With respect to the claims for deceit and fraud, it was held that those claims were distinct from the plaintiffs’ claim for negligent or fraudulent misrepresentation. The allegations of deceit and fraud concerned Sun Life’s ongoing conduct in administering the policies, long after the sales process during which MetLife made the alleged initial misrepresentations and the claims should not have been struck out.

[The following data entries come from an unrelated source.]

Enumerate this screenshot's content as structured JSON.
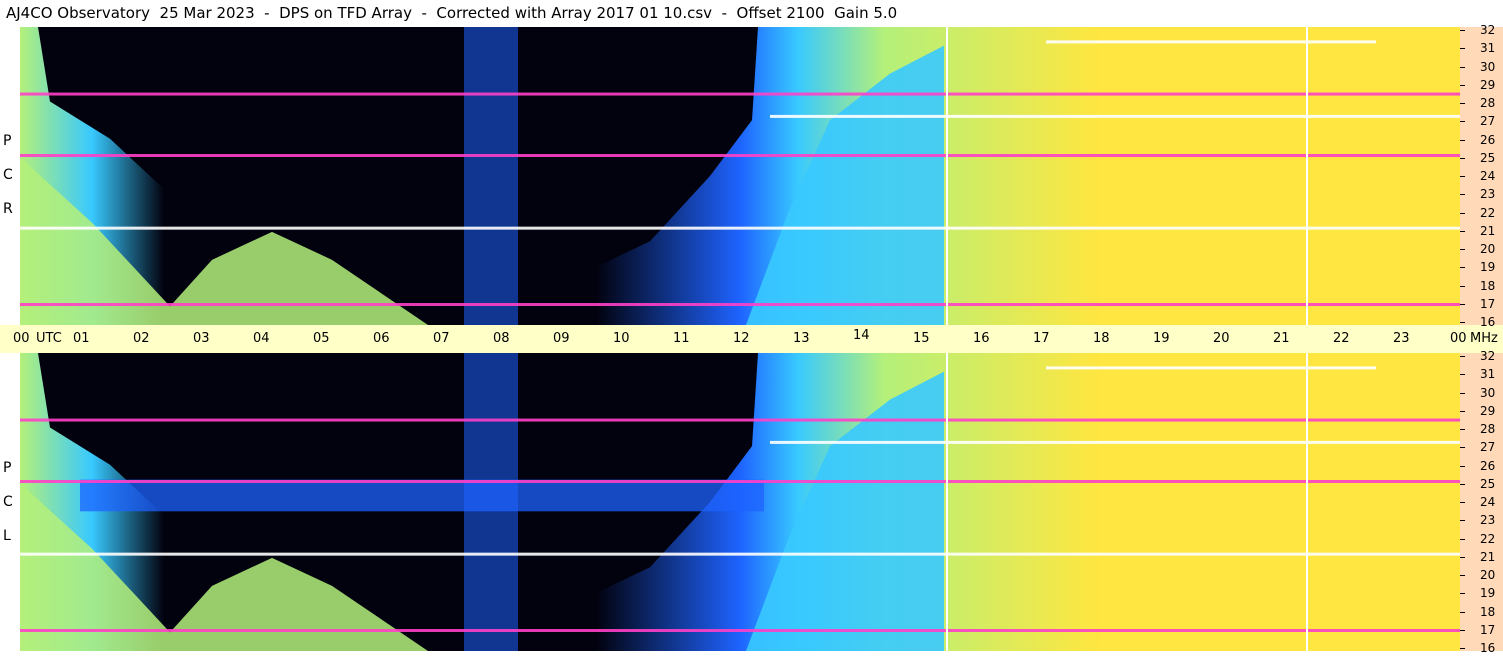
{
  "title": "AJ4CO Observatory  25 Mar 2023  -  DPS on TFD Array  -  Corrected with Array 2017 01 10.csv  -  Offset 2100  Gain 5.0",
  "panels": [
    {
      "id": "rcp",
      "polarization_letters": [
        "P",
        "C",
        "R"
      ]
    },
    {
      "id": "lcp",
      "polarization_letters": [
        "P",
        "C",
        "L"
      ]
    }
  ],
  "chart_data": {
    "type": "heatmap",
    "title": "AJ4CO Observatory  25 Mar 2023  -  DPS on TFD Array  -  Corrected with Array 2017 01 10.csv  -  Offset 2100  Gain 5.0",
    "x_axis": {
      "unit_label": "UTC",
      "range": [
        0,
        24
      ],
      "tick_labels": [
        "00",
        "01",
        "02",
        "03",
        "04",
        "05",
        "06",
        "07",
        "08",
        "09",
        "10",
        "11",
        "12",
        "13",
        "14",
        "15",
        "16",
        "17",
        "18",
        "19",
        "20",
        "21",
        "22",
        "23",
        "00"
      ]
    },
    "y_axis": {
      "unit_label": "MHz",
      "range": [
        16,
        32
      ],
      "tick_labels": [
        "32",
        "31",
        "30",
        "29",
        "28",
        "27",
        "26",
        "25",
        "24",
        "23",
        "22",
        "21",
        "20",
        "19",
        "18",
        "17",
        "16"
      ]
    },
    "colors": {
      "night": "#02020e",
      "low": "#1e63ff",
      "mid": "#38c9ff",
      "high": "#b4f07a",
      "hot": "#ffe640",
      "interference": "#ff40c8",
      "saturated": "#ffffff",
      "time_axis_bg": "#ffffc8",
      "freq_axis_bg": "#ffd9b8"
    },
    "vertical_markers_utc": [
      15.45,
      21.45
    ],
    "persistent_lines_mhz": [
      31.2,
      28.4,
      27.2,
      25.1,
      21.2,
      17.1
    ],
    "grid": false
  }
}
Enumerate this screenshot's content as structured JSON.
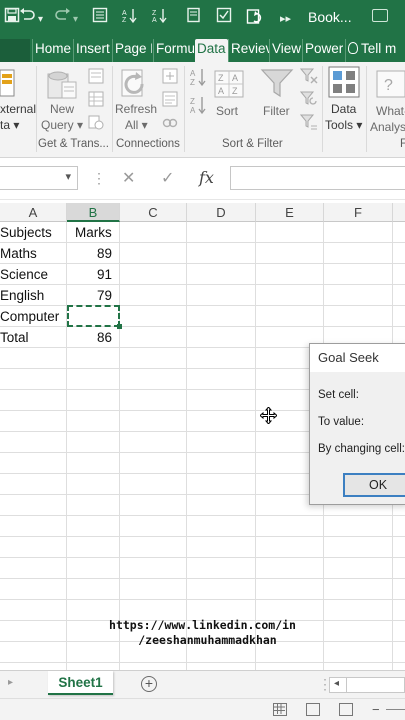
{
  "titlebar": {
    "save_icon": "save-icon",
    "undo_icon": "undo-icon",
    "redo_icon": "redo-icon",
    "document_title": "Book..."
  },
  "tabs": [
    {
      "label": "Home",
      "active": false
    },
    {
      "label": "Insert",
      "active": false
    },
    {
      "label": "Page L",
      "active": false
    },
    {
      "label": "Formu",
      "active": false
    },
    {
      "label": "Data",
      "active": true
    },
    {
      "label": "Reviev",
      "active": false
    },
    {
      "label": "View",
      "active": false
    },
    {
      "label": "Power",
      "active": false
    }
  ],
  "tell_me": "Tell m",
  "ribbon": {
    "external_data": {
      "line1": "xternal",
      "line2": "ta ▾"
    },
    "new_query": {
      "line1": "New",
      "line2": "Query ▾"
    },
    "refresh_all": {
      "line1": "Refresh",
      "line2": "All ▾"
    },
    "sort": "Sort",
    "filter": "Filter",
    "data_tools": {
      "line1": "Data",
      "line2": "Tools ▾"
    },
    "what_if": {
      "line1": "What-",
      "line2": "Analys"
    },
    "groups": {
      "get_transform": "Get & Trans...",
      "connections": "Connections",
      "sort_filter": "Sort & Filter",
      "forecast": "F"
    }
  },
  "formula_bar": {
    "name_box": "",
    "cancel": "✕",
    "enter": "✓",
    "fx": "fx",
    "formula": ""
  },
  "columns": [
    "A",
    "B",
    "C",
    "D",
    "E",
    "F"
  ],
  "sheet": {
    "rows": [
      {
        "a": "Subjects",
        "b": "Marks"
      },
      {
        "a": "Maths",
        "b": "89"
      },
      {
        "a": "Science",
        "b": "91"
      },
      {
        "a": "English",
        "b": "79"
      },
      {
        "a": "Computer",
        "b": ""
      },
      {
        "a": "Total",
        "b": "86"
      }
    ]
  },
  "dialog": {
    "title": "Goal Seek",
    "set_cell": "Set cell:",
    "to_value": "To value:",
    "by_changing": "By changing cell:",
    "ok": "OK"
  },
  "watermark": {
    "line1": "https://www.linkedin.com/in",
    "line2": "/zeeshanmuhammadkhan"
  },
  "sheet_tabs": {
    "active": "Sheet1",
    "add": "+"
  },
  "colors": {
    "excel_green": "#217346",
    "dialog_focus": "#3c7fc1"
  }
}
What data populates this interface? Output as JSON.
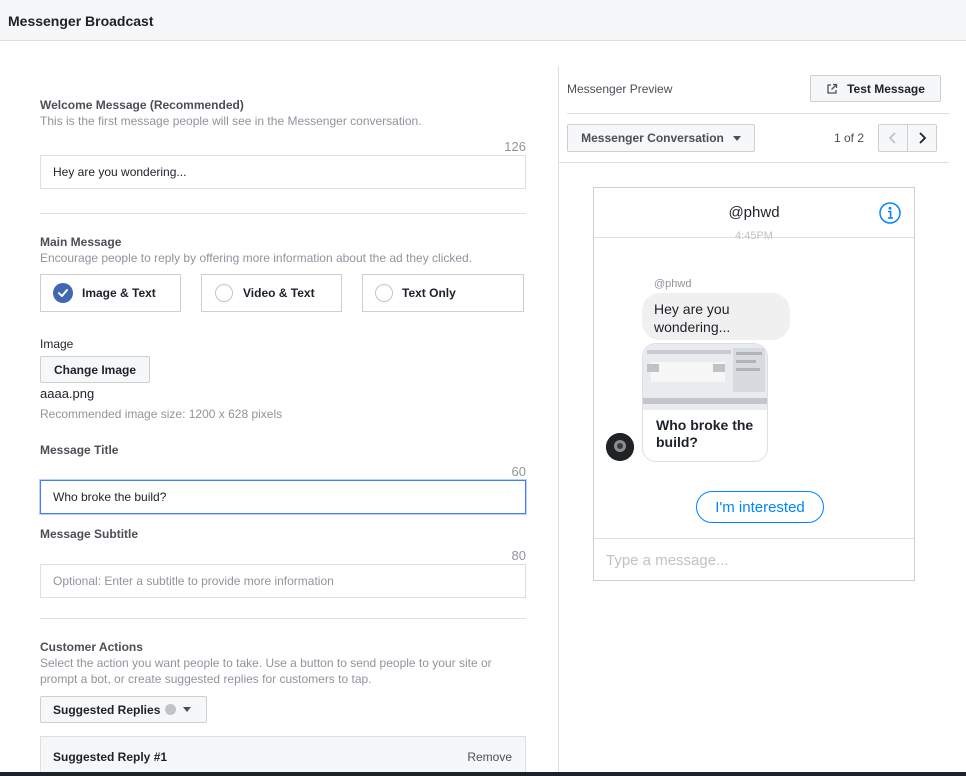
{
  "header": {
    "title": "Messenger Broadcast"
  },
  "welcome": {
    "label": "Welcome Message (Recommended)",
    "hint": "This is the first message people will see in the Messenger conversation.",
    "counter": "126",
    "value": "Hey are you wondering..."
  },
  "main_message": {
    "label": "Main Message",
    "hint": "Encourage people to reply by offering more information about the ad they clicked.",
    "options": [
      {
        "label": "Image & Text",
        "selected": true
      },
      {
        "label": "Video & Text",
        "selected": false
      },
      {
        "label": "Text Only",
        "selected": false
      }
    ]
  },
  "image": {
    "label": "Image",
    "change_button": "Change Image",
    "filename": "aaaa.png",
    "hint": "Recommended image size: 1200 x 628 pixels"
  },
  "title_field": {
    "label": "Message Title",
    "counter": "60",
    "value": "Who broke the build?"
  },
  "subtitle_field": {
    "label": "Message Subtitle",
    "counter": "80",
    "placeholder": "Optional: Enter a subtitle to provide more information"
  },
  "customer_actions": {
    "label": "Customer Actions",
    "hint_line1": "Select the action you want people to take. Use a button to send people to your site or",
    "hint_line2": "prompt a bot, or create suggested replies for customers to tap.",
    "dropdown": "Suggested Replies",
    "reply_title": "Suggested Reply #1",
    "remove": "Remove"
  },
  "preview": {
    "label": "Messenger Preview",
    "test_button": "Test Message",
    "conversation_dropdown": "Messenger Conversation",
    "pager": "1 of 2",
    "chat": {
      "page_name": "@phwd",
      "timestamp": "4:45PM",
      "sender": "@phwd",
      "message_line1": "Hey are you",
      "message_line2": "wondering...",
      "card_title_line1": "Who broke the",
      "card_title_line2": "build?",
      "quick_reply": "I'm interested",
      "composer_placeholder": "Type a message..."
    }
  },
  "colors": {
    "accent": "#4267b2",
    "focus": "#4080ff",
    "messenger_blue": "#0084ff",
    "border": "#dddfe2"
  }
}
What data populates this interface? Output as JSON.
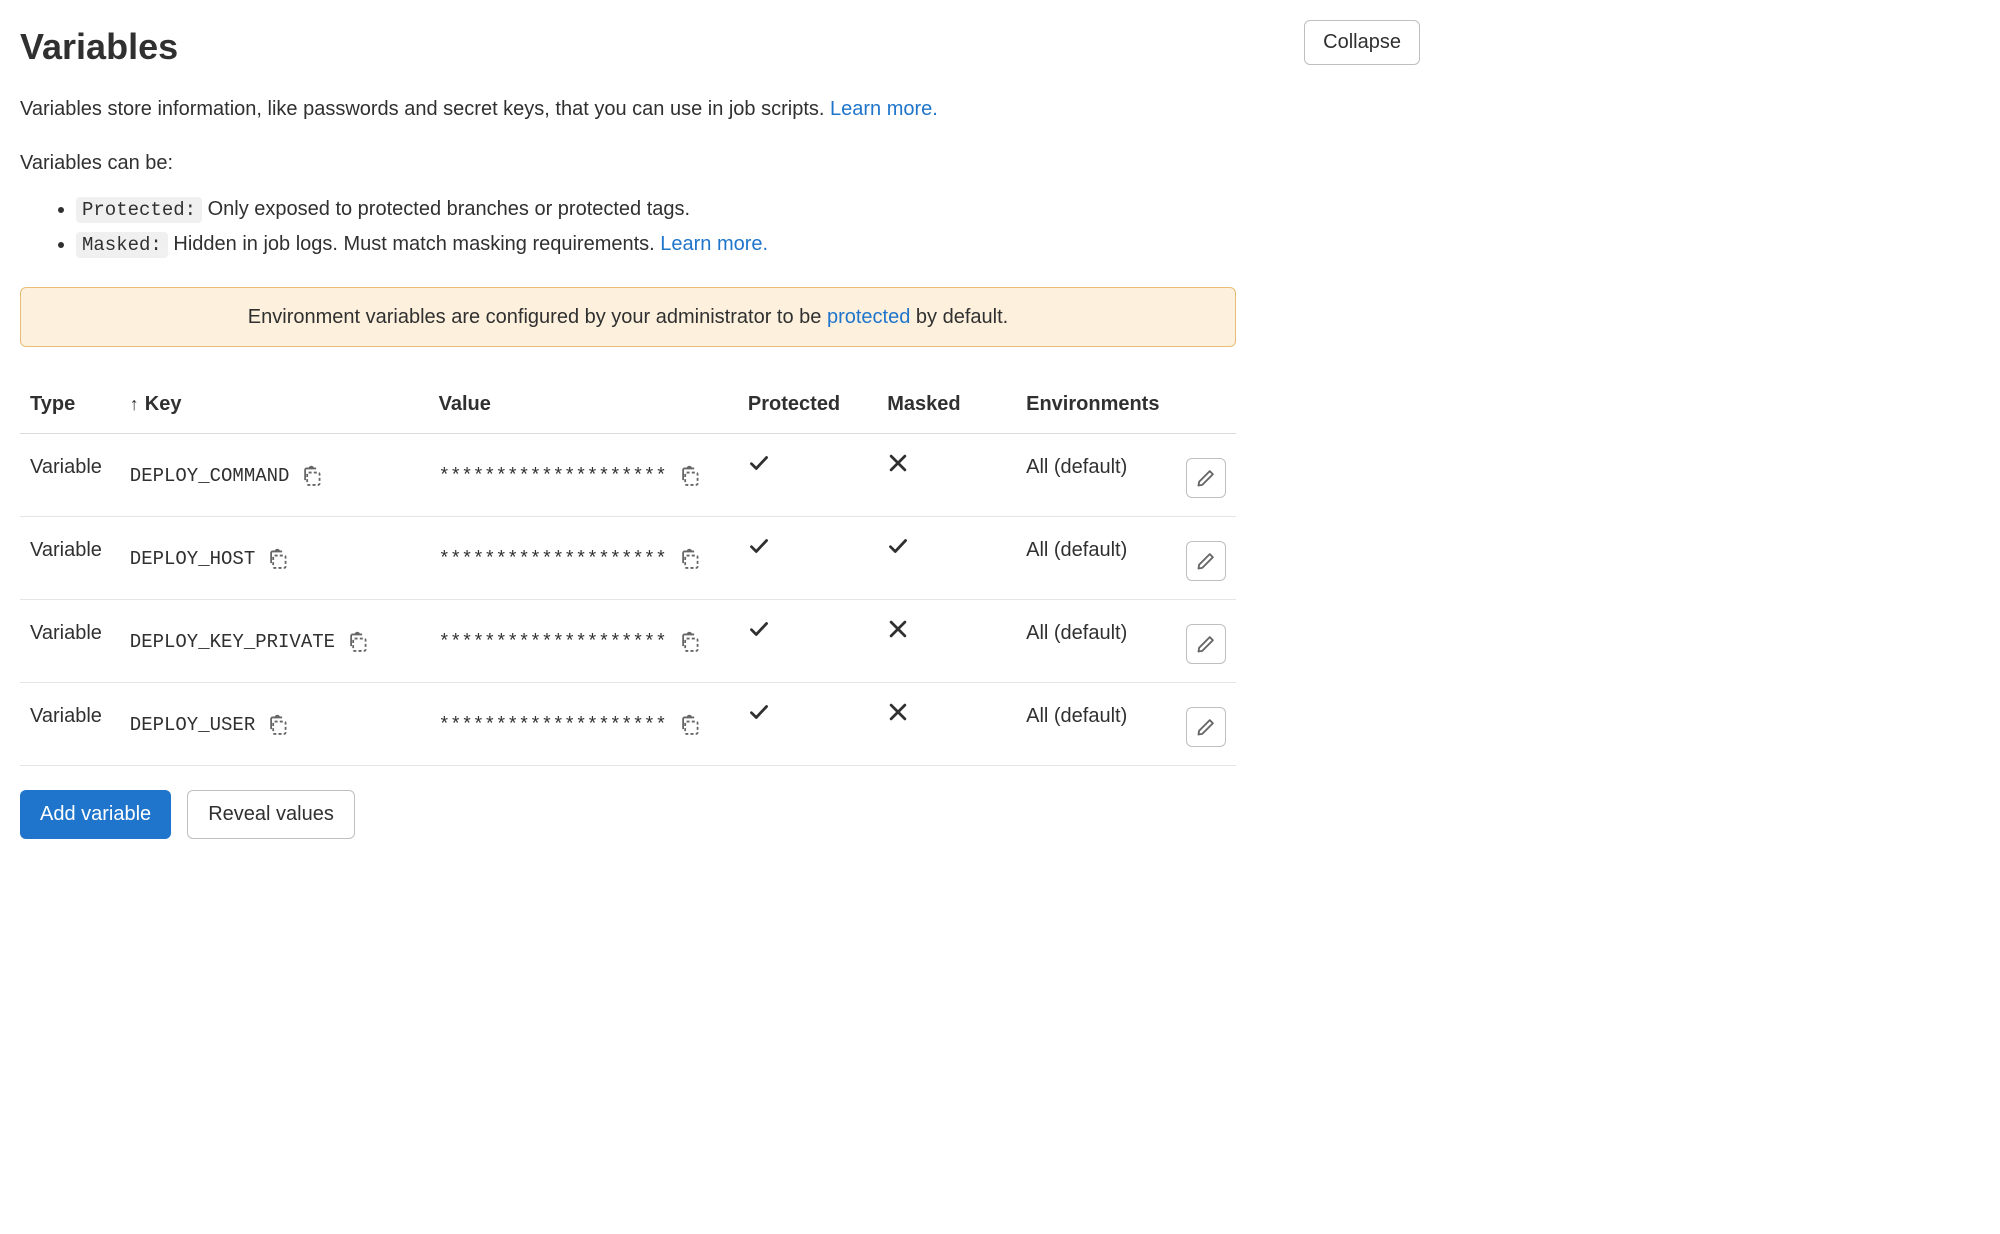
{
  "header": {
    "title": "Variables",
    "collapse_label": "Collapse"
  },
  "intro": {
    "text": "Variables store information, like passwords and secret keys, that you can use in job scripts. ",
    "link": "Learn more."
  },
  "sub_intro": "Variables can be:",
  "bullets": {
    "protected": {
      "pill": "Protected:",
      "text": " Only exposed to protected branches or protected tags."
    },
    "masked": {
      "pill": "Masked:",
      "text": " Hidden in job logs. Must match masking requirements. ",
      "link": "Learn more."
    }
  },
  "alert": {
    "prefix": "Environment variables are configured by your administrator to be ",
    "link": "protected",
    "suffix": " by default."
  },
  "table": {
    "headers": {
      "type": "Type",
      "key": "Key",
      "value": "Value",
      "protected": "Protected",
      "masked": "Masked",
      "environments": "Environments"
    },
    "masked_placeholder": "********************",
    "rows": [
      {
        "type": "Variable",
        "key": "DEPLOY_COMMAND",
        "protected": true,
        "masked": false,
        "env": "All (default)"
      },
      {
        "type": "Variable",
        "key": "DEPLOY_HOST",
        "protected": true,
        "masked": true,
        "env": "All (default)"
      },
      {
        "type": "Variable",
        "key": "DEPLOY_KEY_PRIVATE",
        "protected": true,
        "masked": false,
        "env": "All (default)"
      },
      {
        "type": "Variable",
        "key": "DEPLOY_USER",
        "protected": true,
        "masked": false,
        "env": "All (default)"
      }
    ]
  },
  "footer": {
    "add_label": "Add variable",
    "reveal_label": "Reveal values"
  }
}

The plaintiffs had also alleged that Sun Life entered into settlements with and obtained releases from class members without disclosing to them that their policies were sold on the basis of misrepresentation. They claimed that this was a breach of the duty of good faith and fair dealing and was also deceitful conduct. Those claims had been struck out on the basis that the pleadings did not reveal a cause of action and there was no representative plaintiff advancing a claim in respect of those allegations. The Court of Appeal held that the motions judge was correct to strike out those allegations because even though the plaintiffs had incorporated the claims regarding the releases and settlements into their duty of good faith claims and their deceit and fraud claims, they had not requested any specific relief in relation to policyholders who had entered into those agreements. The plaintiffs were given leave to add a claim for rescission or declaratory relief in relation to the releases.

In the result, the plaintiffs were substantially successful in their appeal and the allegations concerning breach of the duty of good faith and fair dealing, breach of contract, and deceit and fraud were allowed to stand.